XRP tengah berada di titik yang sulit diabaikan. Aset kripto terbesar keenam di dunia itu turun 34% sepanjang tahun ini dan diperdagangkan sekitar 65% di bawah level tertinggi 52 minggu dari musim panas lalu.
Tekanan itu juga membuat XRP terancam turun di bawah level US$1. Meski begitu, ada sejumlah katalis yang masih berpotensi mengubah arah sentimen pasar sebelum memasuki Januari 2027.
Salah satu pendorong yang semula diharapkan kuat adalah peluncuran spot XRP exchange-traded funds atau ETF. Produk ini hadir pada akhir tahun lalu dengan sambutan besar, tetapi belum mampu menghentikan pelemahan harga.
Arus masuk ke ETF tersebut memang sudah menembus lebih dari US$1,2 miliar. Namun, angka itu masih jauh dari proyeksi US$8 miliar yang sempat diperkirakan pada awal tahun lalu.
Dorongan dari institusi belum cukup kuat
Faktor besar lain yang diyakini bisa mengangkat XRP adalah adopsi institusional. Bank dan lembaga keuangan disebut mulai memakai XRP blockchain ledger bukan hanya untuk transfer uang lintas negara dan pengelolaan likuiditas.
Seiring waktu, token XRP diproyeksikan makin terintegrasi ke sistem keuangan tradisional lewat penggunaan baru. Untuk mendorong arah itu, Ripple selaku perusahaan di balik XRP telah menggelontorkan lebih dari US$3 miliar untuk transaksi terkait kripto dan blockchain.
Sejumlah eksekutif Ripple juga menyatakan bahwa investor yang sabar menunggu proses transformasi infrastruktur keuangan berbasis blockchain akan merasa “very happy” dalam beberapa tahun ke depan. Pernyataan itu memperkuat narasi bahwa nilai XRP sangat bergantung pada pembangunan ekosistem, bukan hanya pergerakan harga jangka pendek.
Harapan besar bertumpu pada Clarity Act
Perhatian kini tertuju pada legislasi baru bernama Digital Asset Market Clarity Act. Aturan ini dipandang paling relevan bagi XRP karena tujuan utamanya adalah memudahkan bank, korporasi, dan institusi bekerja dengan kripto tanpa takut pada tindakan regulator.
XRP sudah lama dikenal sebagai “the banker’s coin”, dan Clarity Act berpotensi menguatkan identitas itu.
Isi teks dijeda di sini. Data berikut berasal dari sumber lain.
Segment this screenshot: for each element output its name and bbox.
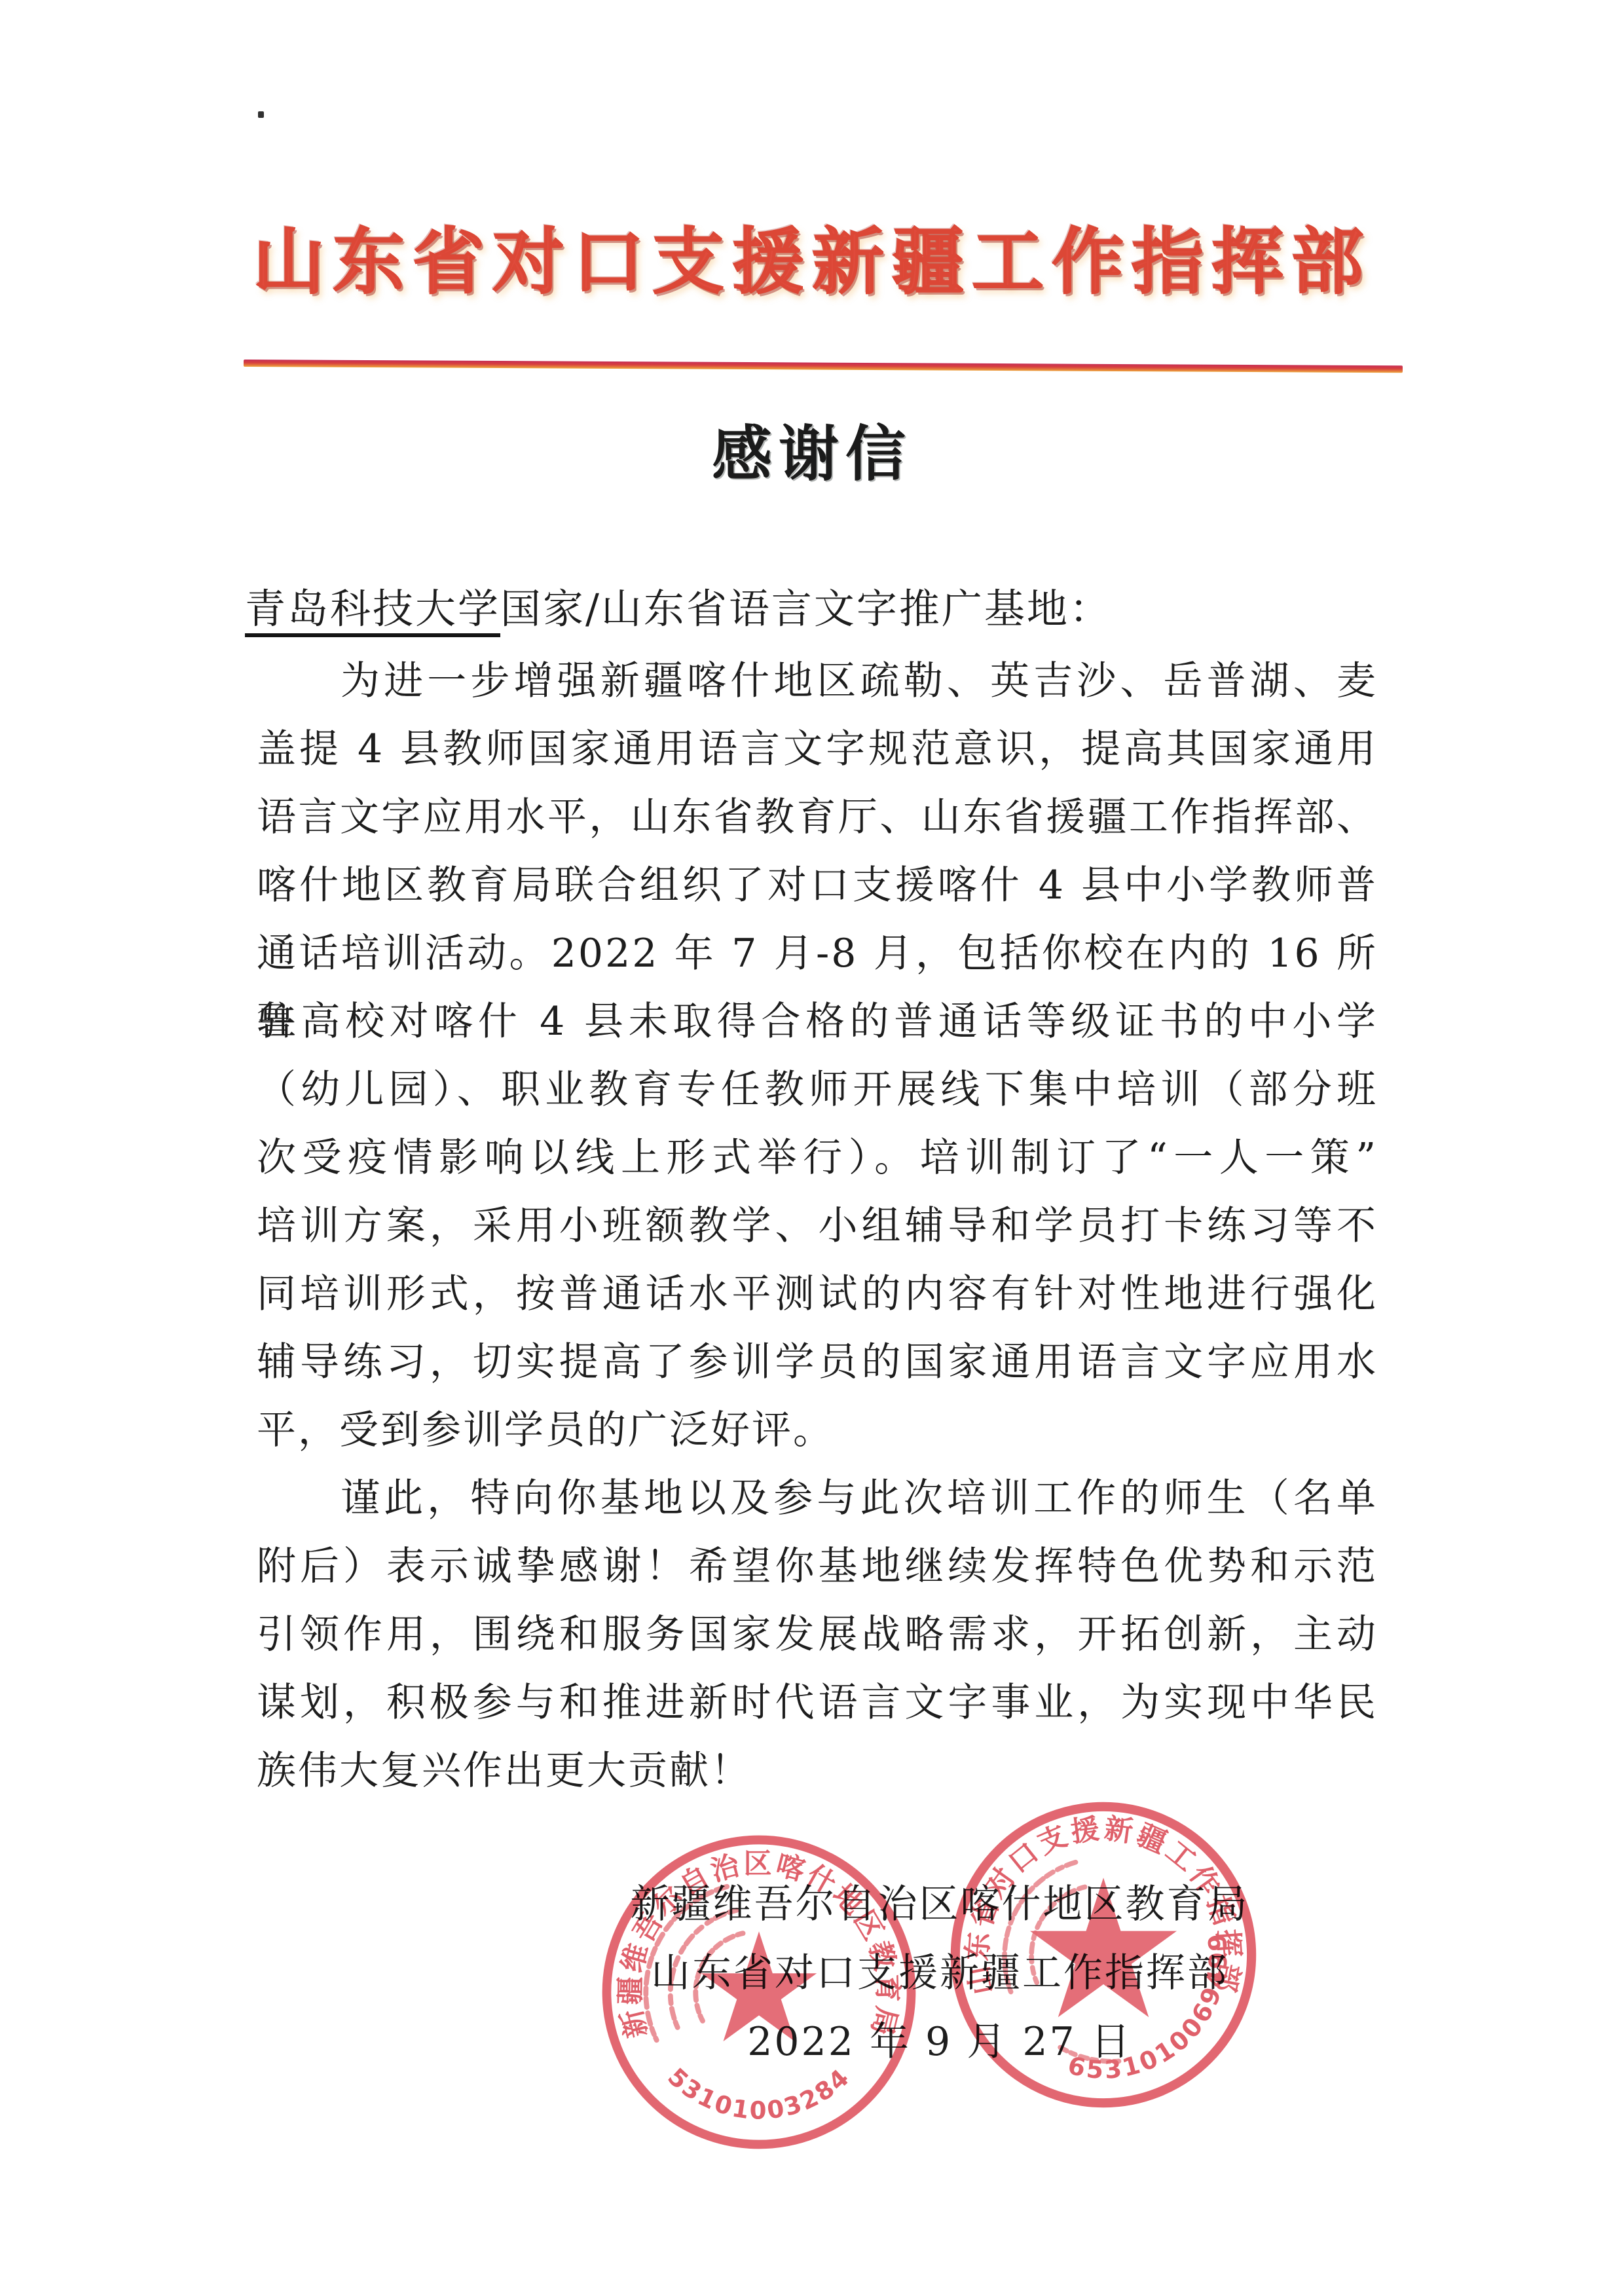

Jika disahkan, aturan tersebut juga bisa memberi XRP keunggulan atas pesaing blockchain lain sekaligus membantu memastikan seluruh komponen kripto yang dibangun Ripple bekerja lebih selaras.
Rencana pemberlakuan undang-undang itu disebut akan berlangsung pada musim panas ini, dengan Gedung Putih menargetkan tanggal 4 Juli. Jika itu terjadi, Clarity Act dapat menjadi momen kunci yang mengubah narasi investasi XRP.
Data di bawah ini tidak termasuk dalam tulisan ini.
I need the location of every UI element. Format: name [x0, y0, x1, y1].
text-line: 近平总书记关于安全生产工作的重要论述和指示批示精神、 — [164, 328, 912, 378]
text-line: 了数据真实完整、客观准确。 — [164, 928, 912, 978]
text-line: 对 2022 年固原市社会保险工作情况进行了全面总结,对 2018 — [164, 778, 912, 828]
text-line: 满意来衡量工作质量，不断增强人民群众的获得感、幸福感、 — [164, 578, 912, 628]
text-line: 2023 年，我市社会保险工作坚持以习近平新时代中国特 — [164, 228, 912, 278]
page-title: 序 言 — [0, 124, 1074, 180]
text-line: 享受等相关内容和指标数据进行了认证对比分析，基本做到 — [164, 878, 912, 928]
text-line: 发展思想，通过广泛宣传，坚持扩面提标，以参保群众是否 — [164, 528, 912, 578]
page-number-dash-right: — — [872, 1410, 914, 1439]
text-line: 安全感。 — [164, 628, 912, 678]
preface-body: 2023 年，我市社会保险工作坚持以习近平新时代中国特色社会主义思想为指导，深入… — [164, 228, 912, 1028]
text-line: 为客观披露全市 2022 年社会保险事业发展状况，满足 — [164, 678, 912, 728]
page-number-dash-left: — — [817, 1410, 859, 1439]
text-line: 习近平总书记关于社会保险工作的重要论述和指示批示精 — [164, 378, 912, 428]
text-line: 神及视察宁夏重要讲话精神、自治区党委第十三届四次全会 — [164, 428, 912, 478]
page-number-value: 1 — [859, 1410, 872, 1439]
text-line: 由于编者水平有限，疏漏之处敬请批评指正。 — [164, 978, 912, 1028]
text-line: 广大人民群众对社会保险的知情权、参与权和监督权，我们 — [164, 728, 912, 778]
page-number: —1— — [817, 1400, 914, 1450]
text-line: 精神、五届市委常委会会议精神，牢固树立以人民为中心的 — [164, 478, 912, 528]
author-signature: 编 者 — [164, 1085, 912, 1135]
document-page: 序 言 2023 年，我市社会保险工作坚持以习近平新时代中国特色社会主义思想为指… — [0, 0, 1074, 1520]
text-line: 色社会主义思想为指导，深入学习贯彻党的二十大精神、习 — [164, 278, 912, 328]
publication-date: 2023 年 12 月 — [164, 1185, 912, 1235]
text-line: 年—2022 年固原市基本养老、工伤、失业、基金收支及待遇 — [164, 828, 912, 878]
Meski demikian, rekam jejak XRP tidak sepenuhnya mulus. Aset ini telah berulang kali memberi harapan besar tetapi gagal memenuhi ekspektasi selama lebih dari satu dekade.
Mengapa level harga saat ini jadi penting
Di tengah tekanan tersebut, XRP diperdagangkan di sekitar harga US$1. Level itu membuat valuasinya terlihat jauh lebih rendah dibandingkan puncak tahun lalu, sekaligus memunculkan argumen bahwa pasar mungkin sudah terlalu pesimistis.
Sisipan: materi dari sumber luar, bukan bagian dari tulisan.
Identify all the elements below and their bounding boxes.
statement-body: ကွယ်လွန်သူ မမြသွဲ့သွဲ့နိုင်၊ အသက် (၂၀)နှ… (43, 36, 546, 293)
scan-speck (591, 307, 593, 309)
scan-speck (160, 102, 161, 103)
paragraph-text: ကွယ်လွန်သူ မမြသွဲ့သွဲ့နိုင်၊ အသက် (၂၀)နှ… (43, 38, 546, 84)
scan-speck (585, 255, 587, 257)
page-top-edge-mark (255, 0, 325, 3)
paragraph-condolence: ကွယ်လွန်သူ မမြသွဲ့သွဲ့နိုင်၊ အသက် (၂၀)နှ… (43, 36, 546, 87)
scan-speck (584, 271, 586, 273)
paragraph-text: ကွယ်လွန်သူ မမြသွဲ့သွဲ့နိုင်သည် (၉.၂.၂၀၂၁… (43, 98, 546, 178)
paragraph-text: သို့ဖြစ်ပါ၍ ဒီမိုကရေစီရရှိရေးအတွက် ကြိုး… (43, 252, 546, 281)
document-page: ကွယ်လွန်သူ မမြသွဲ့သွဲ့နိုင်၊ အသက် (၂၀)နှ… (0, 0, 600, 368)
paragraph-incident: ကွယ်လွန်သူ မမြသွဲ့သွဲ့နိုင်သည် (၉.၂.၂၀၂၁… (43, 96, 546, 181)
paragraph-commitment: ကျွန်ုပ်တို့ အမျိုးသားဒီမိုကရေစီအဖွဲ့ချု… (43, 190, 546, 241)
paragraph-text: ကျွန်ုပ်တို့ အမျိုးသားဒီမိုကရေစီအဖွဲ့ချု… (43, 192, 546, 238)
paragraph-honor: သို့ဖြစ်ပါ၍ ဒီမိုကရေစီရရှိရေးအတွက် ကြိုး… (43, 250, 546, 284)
Bagi investor yang melihat horizon lebih panjang, kombinasi ETF, adopsi institusional, dan potensi kepastian regulasi menjadi alasan utama untuk memperhatikan XRP. Jika Clarity Act benar-benar meluncur sesuai target dan arus adopsi mulai menguat, sentimen yang lesu saat ini bisa berubah lebih cepat dari yang diperkirakan.